Books for Less settles discrimination case
A group of 21 former Books for Less Inc. employees, including 13 who worked at the company’s Blawnox warehouse, will share in a $180,000 settlement of a racial and sexual discrimination suit against the wholesale book distributor, the federal government said Monday.
The employees alleged in a U.S. Equal Employment Opportunity Commission lawsuit that they were called “stupid and lazy” by superiors, were subject of sexual innuendoes and were fired when they complained about the treatment by the New York-based company.
The federal commission said in a consent decree signed Friday by Books for Less that the company, led by president Michael Shmuley, not only discriminated against black men and women, but also against a white woman who was friends with those co-workers, and retaliated against workers by suing some of them in Allegheny County Court.

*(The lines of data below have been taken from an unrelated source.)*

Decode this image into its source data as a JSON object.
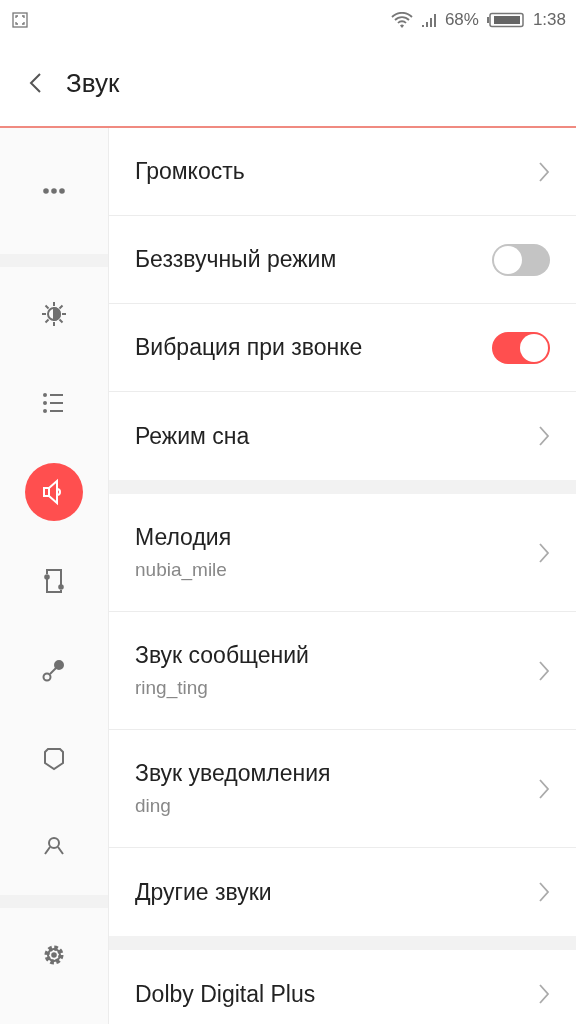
{
  "status_bar": {
    "battery": "68%",
    "time": "1:38"
  },
  "header": {
    "title": "Звук"
  },
  "sidebar": {
    "groups": [
      [
        {
          "kind": "more",
          "selected": false
        }
      ],
      [
        {
          "kind": "brightness",
          "selected": false
        },
        {
          "kind": "list",
          "selected": false
        },
        {
          "kind": "sound",
          "selected": true
        },
        {
          "kind": "frame",
          "selected": false
        },
        {
          "kind": "link",
          "selected": false
        },
        {
          "kind": "shield",
          "selected": false
        },
        {
          "kind": "person",
          "selected": false
        }
      ],
      [
        {
          "kind": "gear",
          "selected": false
        }
      ]
    ]
  },
  "groups": [
    [
      {
        "kind": "nav",
        "label": "Громкость"
      },
      {
        "kind": "toggle",
        "label": "Беззвучный режим",
        "on": false
      },
      {
        "kind": "toggle",
        "label": "Вибрация при звонке",
        "on": true
      },
      {
        "kind": "nav",
        "label": "Режим сна"
      }
    ],
    [
      {
        "kind": "nav",
        "label": "Мелодия",
        "value": "nubia_mile"
      },
      {
        "kind": "nav",
        "label": "Звук сообщений",
        "value": "ring_ting"
      },
      {
        "kind": "nav",
        "label": "Звук уведомления",
        "value": "ding"
      },
      {
        "kind": "nav",
        "label": "Другие звуки"
      }
    ],
    [
      {
        "kind": "nav",
        "label": "Dolby Digital Plus"
      }
    ]
  ]
}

The consent decree stems from charges filed with the federal commission in August 2006 by a worker in the company’s New York office, then amended in January 2007, to add workers with additional complaints of discrimination.
“To him (Shmuley), these people were expendable,” said Sunu P. Chandy, an attorney for the EEOC in New York.
The company president made some of the racial and sexual slurs while talking on a speaker phone to workers in Blawnox and during visits to Blawnox, Chandy said. He allegedly said that his employees worked at a “plantation,” a reference to large Southern farms where black slaves toiled for white owners before the Civil War, Chandy said.
Shmuley could not be reached for comment at his office in New York. He wrote in a March 6 letter that “while we do not believe that we have done anything to violate the law, we have decided that it is better for everyone to put this behind us.”
Shmuley said in a letter to employees that a new policy banning discrimination would be put in place and training would be conducted.
While the total amount of the settlement was made public, Chandy said the actual amounts that each of the employees will receive is determined by several factors, including the first workers to complain and seniority.